〇〇住宅のT・I氏~第二話
数日後、僕の携帯が鳴った。
相手は先日のT・I氏だった。
大家さんへ各条件を提案したところ、すぐに次が決まるならと了承してもらえたようだ。
そして離れにある駐車場の件だが、別の建物が建つ予定となっており、現在は使えないようだった。
そこで大家さんの母屋横にある芝生のスペースに停めていいことになったらしい。
そっちのほうが近くて好都合ですよ。ありがとうございます。
確か以前に物件前まで見物に行ったときに、その芝生に物干し竿があったと思うんです。
キャンピングカーが大きいので、物干し竿を外していただけるか大家さんへ聞いておいてもらえますか?
僕は電話越しに彼に伝えた。
わかりました。大家さんへ確認しておきます。
そう答えた彼に挨拶をし電話を切った。
その日の夜、僕は妻と晩酌をしていた。
ペットもOKだったのね。それならこの物件に決めちゃおうよ。私のサロン営業もさせてもらえるし。

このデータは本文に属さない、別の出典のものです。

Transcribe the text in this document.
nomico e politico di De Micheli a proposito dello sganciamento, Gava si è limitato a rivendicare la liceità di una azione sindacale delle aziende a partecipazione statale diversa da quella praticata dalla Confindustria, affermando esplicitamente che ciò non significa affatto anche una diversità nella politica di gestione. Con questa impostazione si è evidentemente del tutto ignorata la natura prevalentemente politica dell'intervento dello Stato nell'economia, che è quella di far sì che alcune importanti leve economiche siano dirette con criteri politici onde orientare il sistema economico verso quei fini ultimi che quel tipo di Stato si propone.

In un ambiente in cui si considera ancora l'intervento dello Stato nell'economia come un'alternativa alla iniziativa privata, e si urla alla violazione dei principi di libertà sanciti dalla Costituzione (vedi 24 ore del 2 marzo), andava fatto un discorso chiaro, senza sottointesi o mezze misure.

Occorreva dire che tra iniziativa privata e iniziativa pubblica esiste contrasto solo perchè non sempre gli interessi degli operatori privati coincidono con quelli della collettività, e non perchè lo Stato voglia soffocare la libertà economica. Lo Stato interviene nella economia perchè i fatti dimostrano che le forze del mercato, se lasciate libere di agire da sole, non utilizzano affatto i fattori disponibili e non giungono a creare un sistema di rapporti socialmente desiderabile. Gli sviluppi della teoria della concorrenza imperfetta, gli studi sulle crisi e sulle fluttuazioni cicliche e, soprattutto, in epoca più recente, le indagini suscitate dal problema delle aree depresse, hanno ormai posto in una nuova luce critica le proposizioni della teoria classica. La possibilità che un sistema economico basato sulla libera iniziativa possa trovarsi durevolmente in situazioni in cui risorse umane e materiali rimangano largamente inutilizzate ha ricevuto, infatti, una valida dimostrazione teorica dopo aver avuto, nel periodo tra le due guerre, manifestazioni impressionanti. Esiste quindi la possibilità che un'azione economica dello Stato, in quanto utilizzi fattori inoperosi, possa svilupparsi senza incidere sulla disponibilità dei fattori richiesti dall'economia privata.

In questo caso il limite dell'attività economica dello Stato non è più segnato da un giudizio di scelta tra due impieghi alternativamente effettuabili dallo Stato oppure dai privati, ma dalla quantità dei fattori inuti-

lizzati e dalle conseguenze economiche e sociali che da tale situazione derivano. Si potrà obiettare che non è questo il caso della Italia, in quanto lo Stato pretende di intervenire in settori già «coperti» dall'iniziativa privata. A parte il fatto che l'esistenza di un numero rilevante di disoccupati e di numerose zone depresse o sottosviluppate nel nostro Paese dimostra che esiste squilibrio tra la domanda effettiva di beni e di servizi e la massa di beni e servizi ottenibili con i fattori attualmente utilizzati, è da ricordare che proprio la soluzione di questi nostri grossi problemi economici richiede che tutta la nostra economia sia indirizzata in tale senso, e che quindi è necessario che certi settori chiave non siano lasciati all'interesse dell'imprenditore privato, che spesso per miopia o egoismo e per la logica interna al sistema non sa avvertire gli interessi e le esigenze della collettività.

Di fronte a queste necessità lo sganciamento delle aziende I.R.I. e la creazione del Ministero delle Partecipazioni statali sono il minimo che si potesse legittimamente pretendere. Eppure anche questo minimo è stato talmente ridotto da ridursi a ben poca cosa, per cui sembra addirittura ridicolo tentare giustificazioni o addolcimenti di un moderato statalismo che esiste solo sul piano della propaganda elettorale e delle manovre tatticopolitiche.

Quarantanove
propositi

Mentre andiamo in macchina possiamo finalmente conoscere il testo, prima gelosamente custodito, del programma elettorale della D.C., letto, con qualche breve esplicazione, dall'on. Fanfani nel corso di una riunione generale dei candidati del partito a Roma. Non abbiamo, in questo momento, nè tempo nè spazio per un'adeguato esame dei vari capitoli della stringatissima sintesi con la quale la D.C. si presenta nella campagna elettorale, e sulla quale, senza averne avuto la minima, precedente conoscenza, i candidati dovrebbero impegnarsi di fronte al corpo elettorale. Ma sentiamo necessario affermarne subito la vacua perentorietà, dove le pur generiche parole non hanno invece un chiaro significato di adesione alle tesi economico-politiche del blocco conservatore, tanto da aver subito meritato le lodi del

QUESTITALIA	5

そうだな。そうすれば今のお店まで出勤せずに自宅で仕事ができるからな。
私、明日仕事の合間に〇〇住宅へ行く時間あるから、契約してくるわ。
それなら念のために聞いておくんだよ。もし言われていた条件と大きく違うようなときはキャンセルできるのかってね。
モチのロンよ。
モチのロン…
妻はよくこの表現を使う。得意気に…。
翌日妻から連絡があり、無事に契約したと報告を受けた。
12月上旬までに敷金や仲介手数料を振り込むことになっているらしい。
前に住んでいる人が12月15日に退去するので、僕らは12月19日に内見する予定を決めた。
妻のお店としても使う予定だったため、内装にも手をかける必要がある。
そこで内見には知り合いの工務店の方と大家さんにも同席してもらう段取りを組むことにした。
それから数日後、僕はT・I氏へ一本の電話をかけた。
先日伝えておいた物干し竿の件。まだ彼から連絡がなかったことを思い出したのだ。
まだ大家さんが繋がらなくて、確認できてないんです
そうでしたか、では確認できたらまた連絡くださいね。
そう伝えて電話を切った。
電話を切った後に僕は思った。お客さんから頼まれている案件。もし大家さんと連絡が取れないとしても、数日の時間が空いてしまった場合、お客さんへ状況を伝えることが当たり前ではないか。
しかしすぐに僕は思いとどまった。
接客態度を判定してしまう僕の悪いクセだ。それに彼はまだ若い。こんな細かいことを考える自分はもう41歳になったのか…。
改めて自分の年齢を認識したその日は、12月10日だった…。